Make their own judgments

In Fhima’s household, the number one rule about food is not to say you don’t like something unless you’ve tried it. Rather than deciding himself what they might like, he encourages his children to try something and make their own judgment “The other day, I was eating some spicy corn chips and offered one to my daughter. My significant other said, ‘No, no, they’re spicy,’ and immediately, my daughter says, ‘It’s hot, hot, hot!'”

In fact, there doesn’t even need to be a separate category of “kids’ food” in your household. In Smith’s house, unlikely items like oysters and steamed whole fish are family favorites, and his kids don’t think of them as weird.

While it is good to encourage children to try all foods, parents should never force a child to eat something, Chavez says. “If they spit it out, that’s okay. Let it go. Don’t make it like punishment, or the next time they see it, they’ll think of it as punishment. Just try it another day,” she says.

Learn by example

Children will pick up on your bad habits. If you eat junk food incessantly, your children are likely to ask for it, too. Chavez says, “I think that’s interesting when parents say their kids need to eat vegetables or not have soda, and the example they’re giving is contrary to all of those things. They lead by example.”

Every year, Fhima hosts cooking classes to celebrate the end of a kids’ baseball or soccer season. Children come with their parents, and he notices how parents’ attitudes are manifested in children’s behavior. “It’s amazing to see how the palates are. Some kids are so much more adventurous than others. All you have to do is look at the parents. The parents say, ‘I don’t want this or that,’ and the kids eat the same things. Other kids say, ‘Load it up,'” he says.

Once kids start school, new social groups and peer pressures can change their outlook on food. Fhima made bag lunches for his kids with things like a sandwich on whole-grain bread, with salami, tomato, lettuce, and Dijon mustard, or a couscous salad with grilled shrimp. After a time, his kids begged him not to send lunch anymore. “At first, I took it personally. But I realized later that they just didn’t want to be different,” he says. Fhima stayed the course, though, and continued to send lunch. But he made one concession, allowing them to choose a dessert.

Staying committed to good, nutritious food isn’t easy, of course, but here are some tips from professional chefs who’ve been there.

No time or desire to cook?
Try healthy prepared foods. Stop at a Middle Eastern deli for dips, pita, and sausages. Your kids will love scouting out foods that may be new to them.

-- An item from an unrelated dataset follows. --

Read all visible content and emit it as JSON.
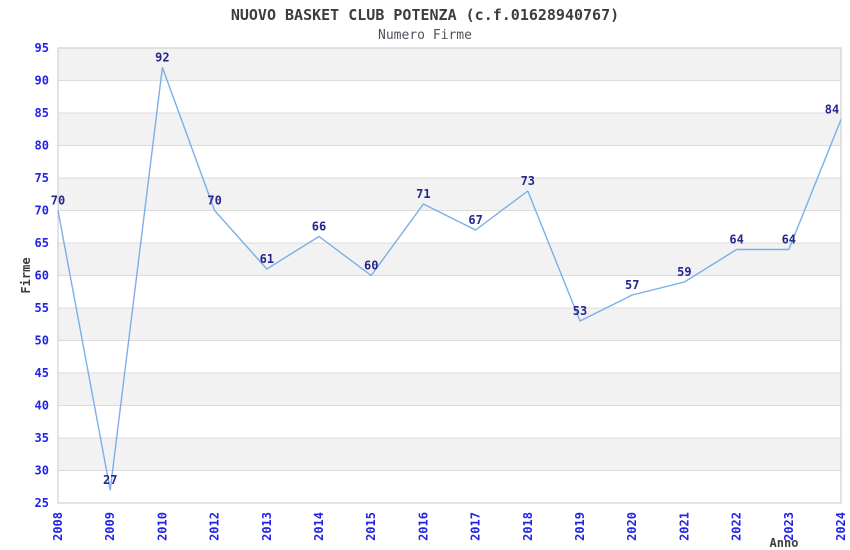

Buy for the week and plan easy meals.
Over the weekend, buy and chop tomatoes, onions, and garlic. Save half in the refrigerator, and combine the rest with olive oil, salt, pepper and herbs, to eat on bread. A few days later, the remaining, already-prepped items can be cooked down as pasta sauce or made into gazpacho.

Season your food.
If your family is not crazy about carrots, try sauteeing them with a little butter, brown sugar, and salt.

Don’t make separate meals for the children and adults in your family. Who wouldn’t find that exhausting? Incorporate foods you’re sure your children will eat into the meal while also introducing new foods. Also try serving the components of a dish (the pasta and the sauce, for example) separately for the very youngest kids, who are more comfortable with simple foods.

Dining out with children

Start early
Don’t wait for some magically appropriate age. Get your children accustomed to eating out as early as possible.

And eat early
Go before the dinner rush – before your kids get tired and before the fancier dining rooms fill up with couples on dates.

Go kid-friendly
Try restaurants where you see other people dining with children or you know the chef or owner has children. Examples: Caf Brenda, Tejas.

Introduce foods at home first
Try a couple of foods at home that you know will be on the menu. Restaurants are high-energy, with many distractions. It’s not the time to introduce unfamiliar foods.

Tip like crazy
If your kids make a mess, be apologetic to the server and leave a generous tip. He or she will understand.

Eliminate “kids’ menu” from your vocabulary
Children do not need to eat differently than adults. Ask for regular menu items in a child’s portion. Don’t avoid restaurants without kids’ menus; most will accommodate.